Diners are best known for two things: Having literally anything you want, from grilled cheese to fried haddock, on their menu; and for offering a “blue plate special," which promises some kind of tempting entrée for a great price.
But what makes a pile of diner food blue-plate worthy? And what exactly is “blue plate” supposed to mean?
According to CulinaryLore, the origins of the phrase might date to 1892, when diner proprietor Fred Harvey was serving up quick and cheap meals to railroad travelers at his Harvey House chain. Harvey’s “blue plate” was a disposable plate that had divided sections: pretty much anything piled on it was a “blue plate special.”
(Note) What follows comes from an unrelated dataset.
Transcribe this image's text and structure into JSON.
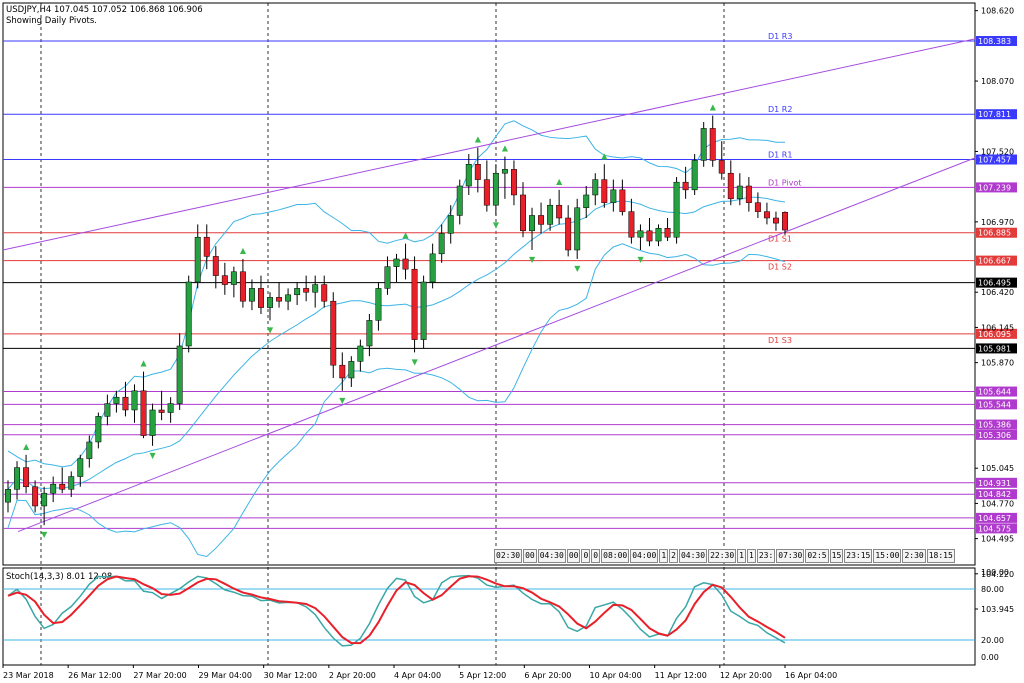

How could a railroad chain influence an entire industry? Simple. Harvey’s locations were renowned for their quality, cleanliness, and convenience at a time when a lot of roadside eateries or railroad stops were anything but. (Restaurant owners along travel routes, realizing travelers were just passing through, weren’t concerned about food quality, as customers rarely came back.)
Another possible source of the term could stem from porcelain plates made with a Blue Willow pattern that were used on railroad dining cars. In either case, “blue plate” was associated with good food, cheap food, or a combination of both.
Today’s diners don’t necessarily serve specials on blue plates but still continue to use the phrase because it suggests you're getting a meal deal. The only caveat? Blue plate specials typically aren’t customizable.